Geçen gün aynada kendime şöyle bir baktım. İtiraf edeyim, bakış “Kim bu şahıs?” bakışıydı. İçimden bir ses dedi ki: "Sende kulp değil, komple demlik yamuk." Ve işte o an büyük gerçeği fark ettim. Hepimiz biraz kulpu kırık çaydanlıklarız bu hayatta. Kimseyi kandırmayalım. İnsan dediğin paketinden yüzde yüz sağlam çıkmıyor. Yolda, okulda, işte, markette, her yerde minik defolarımızla dolaşıyoruz. Kimimizin adım atarken sağ ayağı sola çalışıyor. Kimimiz ATM’de para yatırırken önce kartı ters sokuyor. Kimimiz de akşam yemeğinde “Ben diyetteyim” deyip son dilim baklavayı mideye indirirken yakalanıyor. Ben bu konuda şunu kabul ettim: Kusurlarımızla varız. Hayatı zaten bu kusurlar renklendiriyor.
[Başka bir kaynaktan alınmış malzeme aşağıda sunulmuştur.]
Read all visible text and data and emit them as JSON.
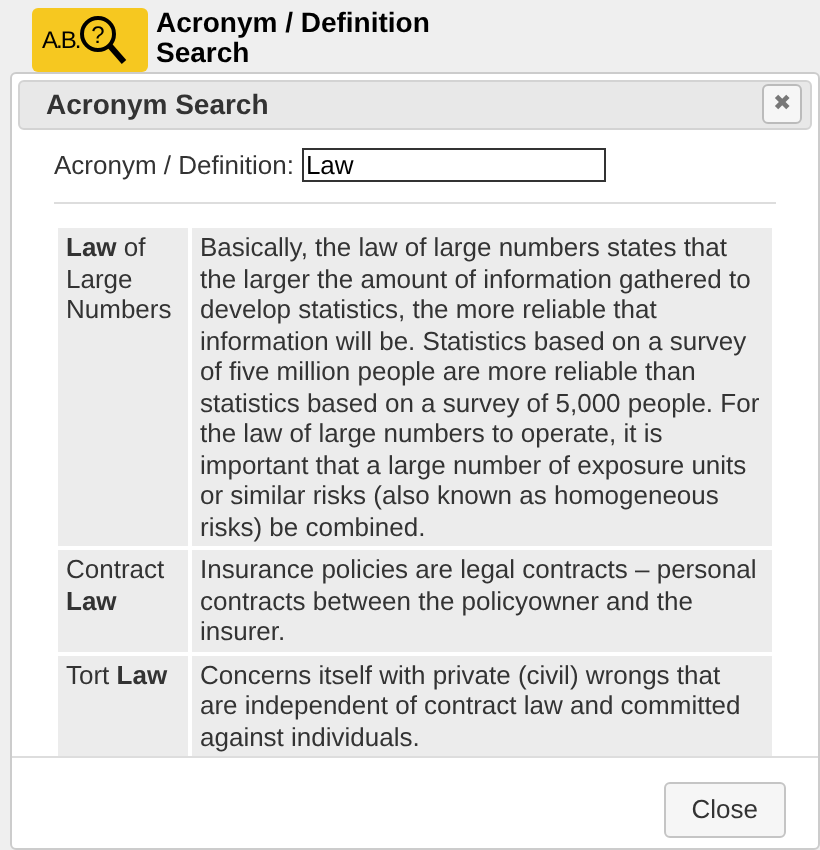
{
  "header": {
    "logo": {
      "letters": "A.B.",
      "mark": "?"
    },
    "title": "Acronym / Definition Search"
  },
  "dialog": {
    "title": "Acronym Search",
    "close_icon": "✖",
    "search": {
      "label": "Acronym / Definition:",
      "value": "Law"
    },
    "results": [
      {
        "term": "**Law** of Large Numbers",
        "definition": "Basically, the law of large numbers states that the larger the amount of information gathered to develop statistics, the more reliable that information will be. Statistics based on a survey of five million people are more reliable than statistics based on a survey of 5,000 people. For the law of large numbers to operate, it is important that a large number of exposure units or similar risks (also known as homogeneous risks) be combined."
      },
      {
        "term": "Contract **Law**",
        "definition": "Insurance policies are legal contracts – personal contracts between the policyowner and the insurer."
      },
      {
        "term": "Tort **Law**",
        "definition": "Concerns itself with private (civil) wrongs that are independent of contract law and committed against individuals."
      }
    ],
    "buttons": [
      "Close"
    ]
  }
}
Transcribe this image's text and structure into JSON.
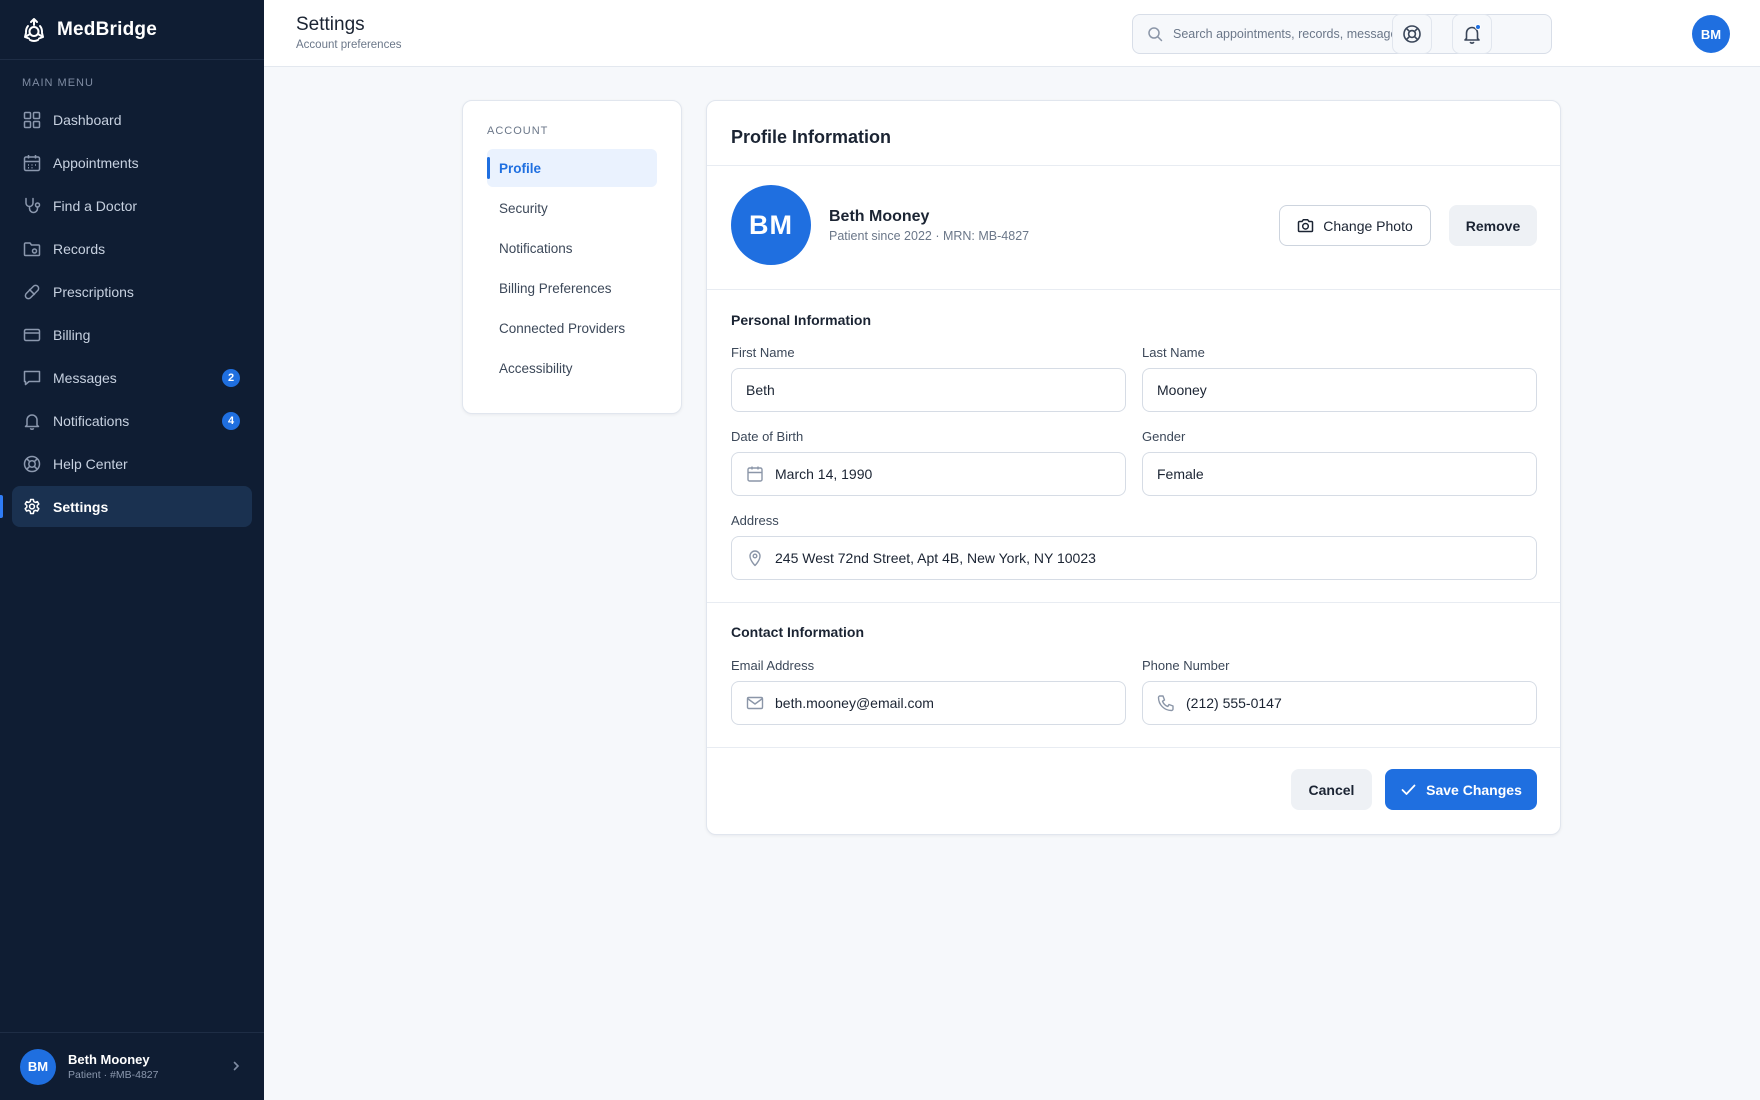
{
  "brand": {
    "name": "MedBridge"
  },
  "sidebar": {
    "heading": "MAIN MENU",
    "items": [
      {
        "label": "Dashboard",
        "icon": "dashboard-icon"
      },
      {
        "label": "Appointments",
        "icon": "calendar-icon"
      },
      {
        "label": "Find a Doctor",
        "icon": "stethoscope-icon"
      },
      {
        "label": "Records",
        "icon": "folder-icon"
      },
      {
        "label": "Prescriptions",
        "icon": "pill-icon"
      },
      {
        "label": "Billing",
        "icon": "credit-card-icon"
      },
      {
        "label": "Messages",
        "icon": "message-icon",
        "badge": "2"
      },
      {
        "label": "Notifications",
        "icon": "bell-icon",
        "badge": "4"
      },
      {
        "label": "Help Center",
        "icon": "lifebuoy-icon"
      },
      {
        "label": "Settings",
        "icon": "gear-icon",
        "active": true
      }
    ],
    "user": {
      "initials": "BM",
      "name": "Beth Mooney",
      "sub": "Patient · #MB-4827"
    }
  },
  "header": {
    "title": "Settings",
    "subtitle": "Account preferences",
    "search_placeholder": "Search appointments, records, messages...",
    "avatar_initials": "BM"
  },
  "settings_nav": {
    "heading": "ACCOUNT",
    "items": [
      {
        "label": "Profile",
        "active": true
      },
      {
        "label": "Security"
      },
      {
        "label": "Notifications"
      },
      {
        "label": "Billing Preferences"
      },
      {
        "label": "Connected Providers"
      },
      {
        "label": "Accessibility"
      }
    ]
  },
  "profile": {
    "title": "Profile Information",
    "initials": "BM",
    "name": "Beth Mooney",
    "meta": "Patient since 2022 · MRN: MB-4827",
    "change_photo_label": "Change Photo",
    "remove_label": "Remove",
    "personal_title": "Personal Information",
    "first_name_label": "First Name",
    "first_name": "Beth",
    "last_name_label": "Last Name",
    "last_name": "Mooney",
    "dob_label": "Date of Birth",
    "dob": "March 14, 1990",
    "gender_label": "Gender",
    "gender": "Female",
    "address_label": "Address",
    "address": "245 West 72nd Street, Apt 4B, New York, NY 10023",
    "contact_title": "Contact Information",
    "email_label": "Email Address",
    "email": "beth.mooney@email.com",
    "phone_label": "Phone Number",
    "phone": "(212) 555-0147",
    "cancel_label": "Cancel",
    "save_label": "Save Changes"
  },
  "colors": {
    "sidebar_bg": "#0f1d33",
    "accent": "#1f6fe0",
    "page_bg": "#f6f8fb"
  }
}
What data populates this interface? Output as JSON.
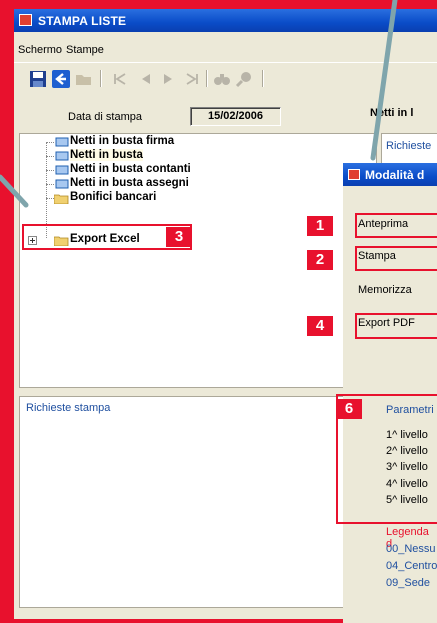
{
  "window": {
    "title": "STAMPA LISTE"
  },
  "menu": {
    "items": [
      "Schermo",
      "Stampe"
    ]
  },
  "form": {
    "date_label": "Data di stampa",
    "date_value": "15/02/2006",
    "right_label": "Netti in l"
  },
  "tree": {
    "items": [
      {
        "label": "Netti in busta firma",
        "icon": "document-icon"
      },
      {
        "label": "Netti in busta",
        "icon": "document-icon"
      },
      {
        "label": "Netti in busta contanti",
        "icon": "document-icon"
      },
      {
        "label": "Netti in busta assegni",
        "icon": "document-icon"
      },
      {
        "label": "Bonifici bancari",
        "icon": "folder-icon"
      },
      {
        "label": "Export Excel",
        "icon": "folder-icon"
      }
    ]
  },
  "panels": {
    "requests_title": "Richieste stampa",
    "right_title": "Richieste"
  },
  "dialog": {
    "title": "Modalità d",
    "buttons": [
      "Anteprima",
      "Stampa",
      "Memorizza",
      "Export PDF"
    ],
    "params_title": "Parametri",
    "levels": [
      "1^ livello",
      "2^ livello",
      "3^ livello",
      "4^ livello",
      "5^ livello"
    ],
    "legend_title": "Legenda d",
    "legend_items": [
      "00_Nessu",
      "04_Centro",
      "09_Sede"
    ]
  },
  "annotations": {
    "badges": [
      "1",
      "2",
      "3",
      "4",
      "6"
    ],
    "accent": "#e8112d",
    "pointer_color": "#7fa5ac"
  }
}
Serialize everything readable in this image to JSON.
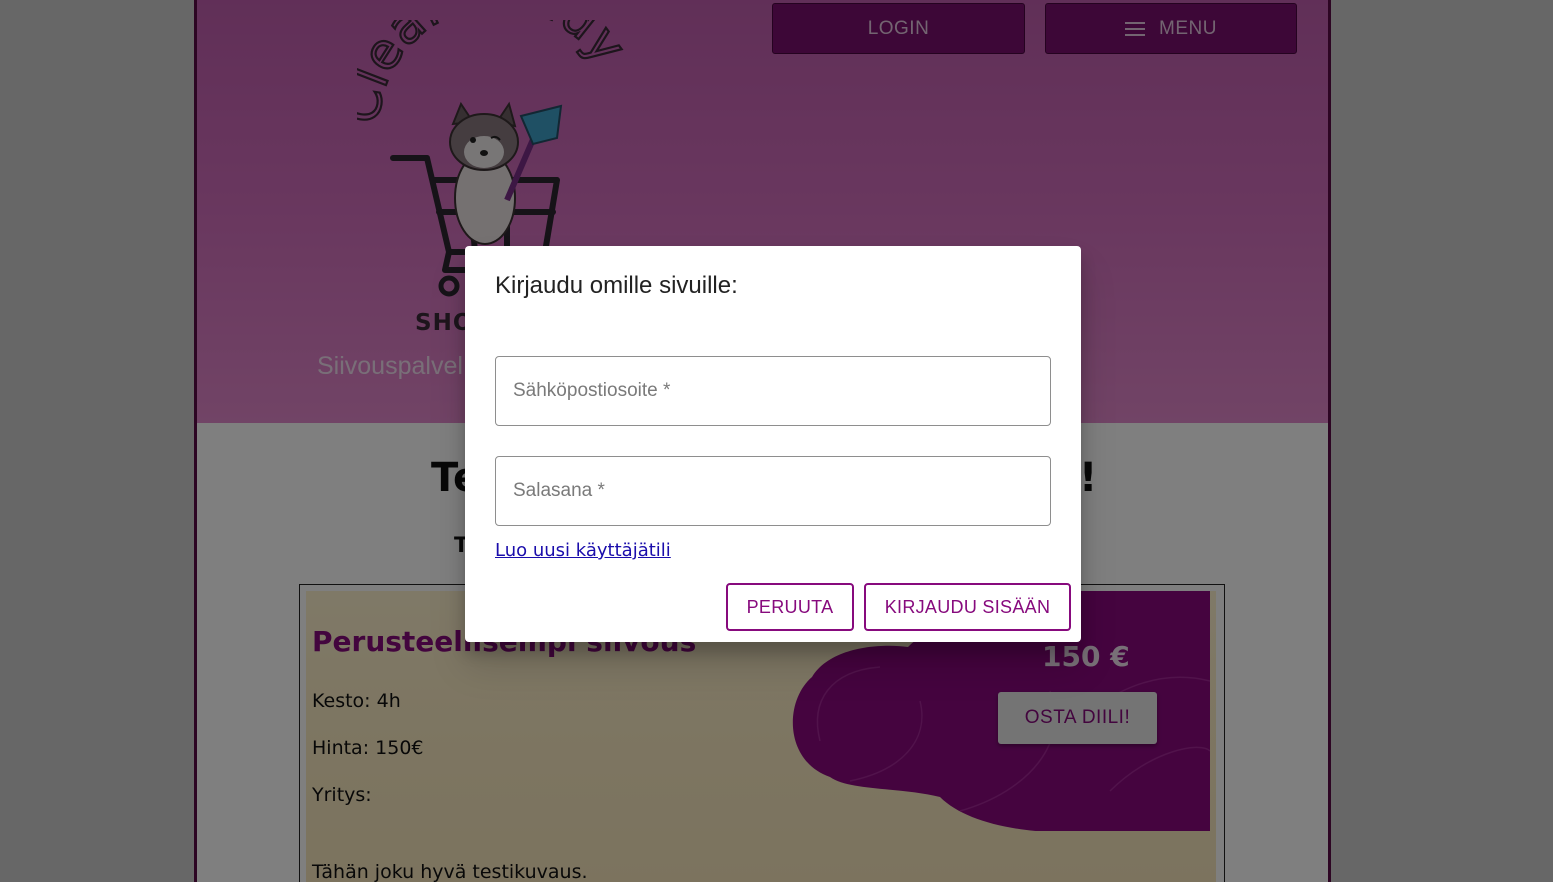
{
  "header": {
    "login_label": "LOGIN",
    "menu_label": "MENU",
    "logo_text": "CleanBuddy",
    "logo_sub": "SHO",
    "tagline": "Siivouspalvel"
  },
  "main": {
    "headline_start": "Te",
    "headline_end": "!",
    "subline": "T",
    "deal": {
      "title": "Perusteellisempi siivous",
      "duration": "Kesto: 4h",
      "price_line": "Hinta: 150€",
      "company": "Yritys:",
      "description": "Tähän joku hyvä testikuvaus.",
      "price_badge": "150 €",
      "buy_label": "OSTA DIILI!"
    }
  },
  "dialog": {
    "title": "Kirjaudu omille sivuille:",
    "email_placeholder": "Sähköpostiosoite *",
    "password_placeholder": "Salasana *",
    "signup_link": "Luo uusi käyttäjätili",
    "cancel_label": "PERUUTA",
    "submit_label": "KIRJAUDU SISÄÄN"
  },
  "colors": {
    "brand_purple": "#870a7d",
    "header_pink": "#d36fbe",
    "nav_button": "#7b0f6e",
    "link_blue": "#1a0dab"
  }
}
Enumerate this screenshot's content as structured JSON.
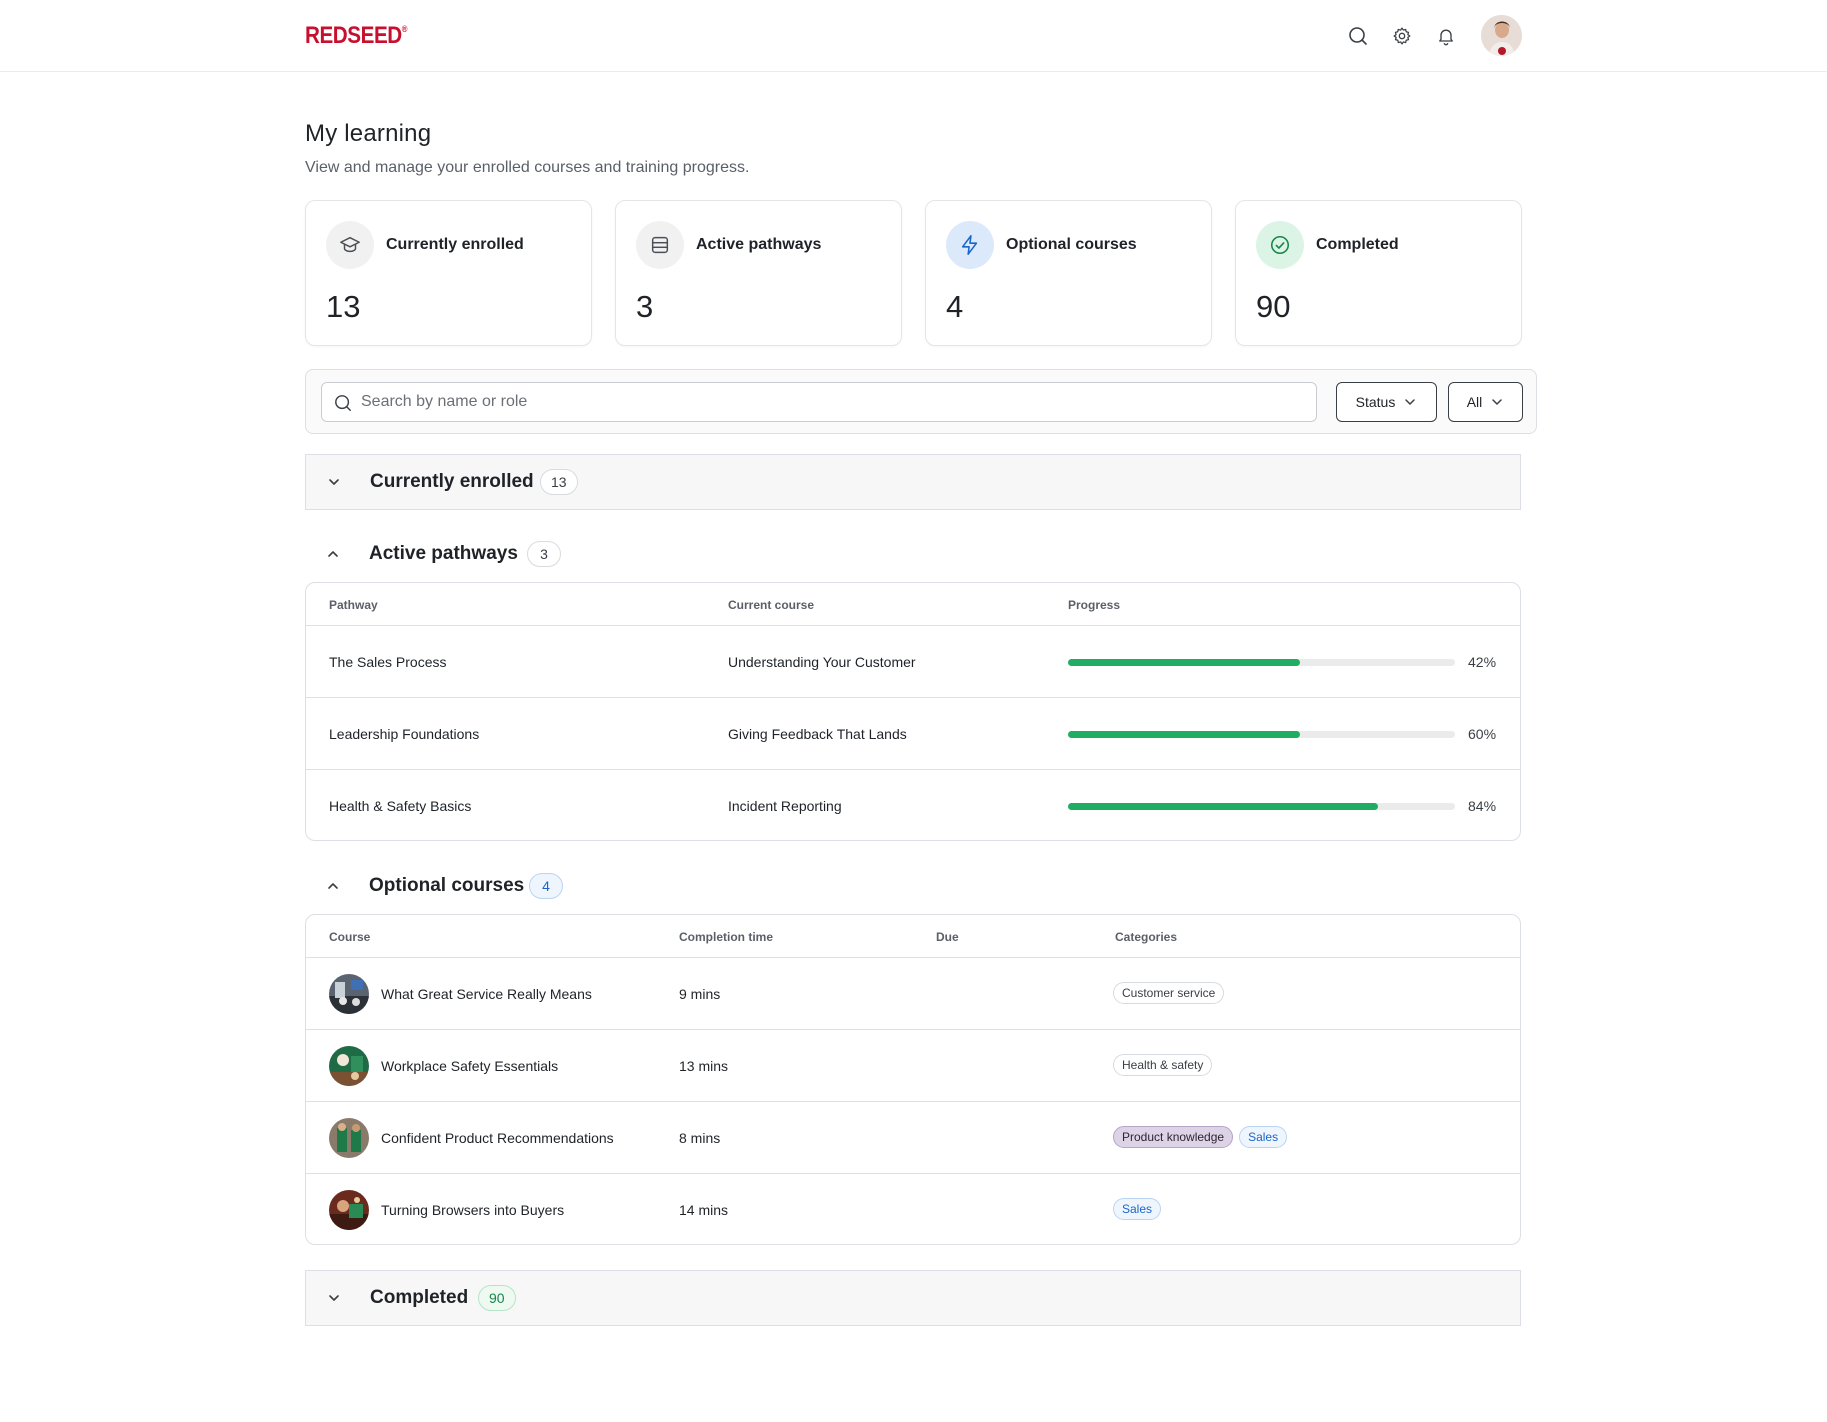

Şimdi biraz çevrenize bakın. Ofiste “Zoom linkini açamadım” diye toplantıya 15 dakika geç katılan o arkadaş yok mu? Veya markette sıraya girip, sıra kendisine geldiğinde cüzdanı unutmuş olduğunu fark eden kahraman? İşte o insanlar benim kahramanlarım. Çünkü hayatın cilvesine karşı dimdik durabiliyorlar. “Evet, hata yaptım, oh olsun!” diye gülüp geçiyorlar.
Bir de hayatı kusursuz yaşamaya çalışan tipler var… Sabah 6’da yoga yapıp, 6.30’da organik yulaf lapasını hazırlayıp, öğlene kadar 20 e-mail cevaplayanlar. Tamam da kardeşim, biraz yamuk yap ya. İnsan mısın, algoritma mısın belli değil! Onlarla kahve içmek bile stres. "Bu kahve çekirdeği hangi yıla ait?" "Ben genelde yedi saat uykudan fazla almam çünkü fazla uyku odaklanmayı düşürüyor." Pardon da ben iki saatte bir şarjı biten telefon gibiyim, ne yapacağız şimdi?